Published functional studies demonstrate no damaging effect: normal growth in response to DNA damage (PMID: 30851065); Not observed at significant frequency in large population cohorts (gnomAD); In silico analysis indicates that this missense variant does not alter protein structure/function; Observed in individuals with a personal history of breast cancer (PMID: 21244692, 25186627); This variant is associated with the following publications: (PMID: 21244692, 26787654, 27527004, 16671833, 25186627, 31398194, 31106920, 30851065)

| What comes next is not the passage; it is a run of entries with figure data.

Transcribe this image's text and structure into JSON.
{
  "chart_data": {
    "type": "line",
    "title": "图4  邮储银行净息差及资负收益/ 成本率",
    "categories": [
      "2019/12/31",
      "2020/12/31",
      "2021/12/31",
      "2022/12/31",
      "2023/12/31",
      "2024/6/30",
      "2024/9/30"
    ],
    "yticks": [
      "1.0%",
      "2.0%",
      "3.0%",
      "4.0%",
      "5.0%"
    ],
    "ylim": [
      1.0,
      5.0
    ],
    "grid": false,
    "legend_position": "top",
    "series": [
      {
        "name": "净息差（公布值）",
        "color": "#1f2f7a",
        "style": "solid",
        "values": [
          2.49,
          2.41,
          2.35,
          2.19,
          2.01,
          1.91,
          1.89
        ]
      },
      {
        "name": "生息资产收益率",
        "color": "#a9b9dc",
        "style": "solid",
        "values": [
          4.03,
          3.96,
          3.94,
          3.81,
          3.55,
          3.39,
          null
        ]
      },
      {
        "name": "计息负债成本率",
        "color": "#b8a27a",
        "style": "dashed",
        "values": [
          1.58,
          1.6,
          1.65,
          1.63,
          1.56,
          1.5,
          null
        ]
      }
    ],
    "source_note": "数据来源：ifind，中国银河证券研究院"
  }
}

Variant summary: CHEK2 c.1534C>G (p.Leu512Val) results in a conservative amino acid change in the encoded protein sequence. Five of five in-silico tools predict a benign effect of the variant on protein function. The variant allele was found at a frequency of 8.5e-05 in 235842 control chromosomes (gnomAD). This frequency is not significantly higher than estimated for a pathogenic variant in CHEK2 causing Breast Cancer (8.5e-05 vs 0.00031), allowing no conclusion about variant significance. c.1534C>G has been reported in the literature in individuals affected with Breast Cancer as well as in controls (Calvez-Kelm_2011, Young_2015, Weitzel_2019). These reports do not provide unequivocal conclusions about association of the variant with Breast Cancer. At least one publication reports experimental evidence evaluating an impact on protein function, however, does not allow convincing conclusions about the variant effect (Delimitsou_2019). The following publications have been ascertained in the context of this evaluation (PMID: 16671833, 21244692, 30851065, 37449874, 31206626, 26787654). ClinVar contains an entry for this variant (Variation ID: 141856). Based on the evidence outlined above, the variant was classified as VUS-possibly benign.

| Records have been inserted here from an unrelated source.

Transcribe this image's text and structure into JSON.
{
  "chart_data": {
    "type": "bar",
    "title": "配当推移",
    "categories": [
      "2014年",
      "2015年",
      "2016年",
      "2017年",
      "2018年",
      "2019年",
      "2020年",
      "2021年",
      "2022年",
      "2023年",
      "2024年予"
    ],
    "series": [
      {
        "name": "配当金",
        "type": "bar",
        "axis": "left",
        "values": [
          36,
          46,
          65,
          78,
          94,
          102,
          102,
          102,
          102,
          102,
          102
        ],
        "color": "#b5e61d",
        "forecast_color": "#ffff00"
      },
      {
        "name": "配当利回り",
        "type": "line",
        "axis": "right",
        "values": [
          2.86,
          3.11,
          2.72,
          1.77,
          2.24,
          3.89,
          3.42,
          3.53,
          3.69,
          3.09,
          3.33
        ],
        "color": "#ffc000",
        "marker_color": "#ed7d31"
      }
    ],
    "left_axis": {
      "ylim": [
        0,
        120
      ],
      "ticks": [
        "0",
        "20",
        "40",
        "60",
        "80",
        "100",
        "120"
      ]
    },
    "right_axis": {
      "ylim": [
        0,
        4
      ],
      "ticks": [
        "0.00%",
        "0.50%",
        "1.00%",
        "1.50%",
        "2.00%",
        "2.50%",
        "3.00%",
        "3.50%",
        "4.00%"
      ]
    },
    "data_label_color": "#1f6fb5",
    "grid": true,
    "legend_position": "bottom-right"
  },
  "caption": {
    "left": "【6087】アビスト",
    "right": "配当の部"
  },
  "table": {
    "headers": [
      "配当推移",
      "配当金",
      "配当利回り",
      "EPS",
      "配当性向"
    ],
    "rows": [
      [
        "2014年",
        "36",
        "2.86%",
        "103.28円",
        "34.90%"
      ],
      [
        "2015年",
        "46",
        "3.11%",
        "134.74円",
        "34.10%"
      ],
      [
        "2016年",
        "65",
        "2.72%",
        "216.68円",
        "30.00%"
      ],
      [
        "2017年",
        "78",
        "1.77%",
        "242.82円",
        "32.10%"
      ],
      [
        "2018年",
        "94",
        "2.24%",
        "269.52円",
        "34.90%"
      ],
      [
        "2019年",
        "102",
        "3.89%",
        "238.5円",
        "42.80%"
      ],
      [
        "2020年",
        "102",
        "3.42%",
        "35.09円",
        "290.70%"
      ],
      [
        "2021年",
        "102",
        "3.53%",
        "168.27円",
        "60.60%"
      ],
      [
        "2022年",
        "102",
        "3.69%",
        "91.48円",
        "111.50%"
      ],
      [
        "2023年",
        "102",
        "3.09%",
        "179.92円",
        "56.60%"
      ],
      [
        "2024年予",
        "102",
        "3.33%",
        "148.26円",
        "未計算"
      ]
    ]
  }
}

In the published literature, this variant has been reported in individuals affected with breast cancer (PMID: 21244692 (2011), 25186627 (2015), 31206626 (2019)), colorectal cancer ((PMID: 28944238 (2017)) as well as in unaffected individuals (PMID: 31206626 (2019)). This variant was characterized as benign based on an in vivo yeast-based functional assay (PMID: 30851065 (2019)). The frequency of this variant in the general population, 0.0006 (21/35204 chromosomes (Genome Aggregation Database, http://gnomad.broadinstitute.org)), is uninformative in the assessment of its pathogenicity. Analysis of this variant using bioinformatics tools for the prediction of the effect of amino acid changes on protein structure and function yielded predictions that this variant is benign. Based on the available information, we are unable to determine the clinical significance of this variant.

The p.L512V variant (also known as c.1534C>G), located in coding exon 13 of the CHEK2 gene, results from a C to G substitution at nucleotide position 1534. The leucine at codon 512 is replaced by valine, an amino acid with highly similar properties. This alteration has been identified in multiple individuals diagnosed with breast cancer and in controls across studies (Le Calvez-Kelm F et al. Breast Cancer Res., 2011 Jan;13:R6; Young EL et al. J. Med. Genet., 2016 06;53:366-76; Weitzel JN et al. Cancer. 2019 08;125(16):2829-2836). This variant was also reported in a cohort of 1231 colorectal cancer cases (DeRycke MS et al. Mol Genet Genomic Med. 2017 Sep;5(5):553-569). This alteration behaved as functional in an in vivo, yeast-based growth rate assay (Delimitsou A et al. Hum. Mutat., 2019 05;40:631-648). This alteration was also reported as functional in a study assessing CHEK2-complementation through quantification of KAP1 phosphorylation and CHK2 autophosphorylation in human RPE1-CHEK2-knockout cells (Stolarova L et al. Clin Cancer Res, 2023 Aug;29:3037-3050). This amino acid position is poorly conserved in available vertebrate species. In addition, this missense alteration is predicted to be tolerated by in silico analysis, but In silico splice site analysis for this alteration is inconclusive. Since supporting evidence is limited at this time, the clinical significance of this alteration remains unclear.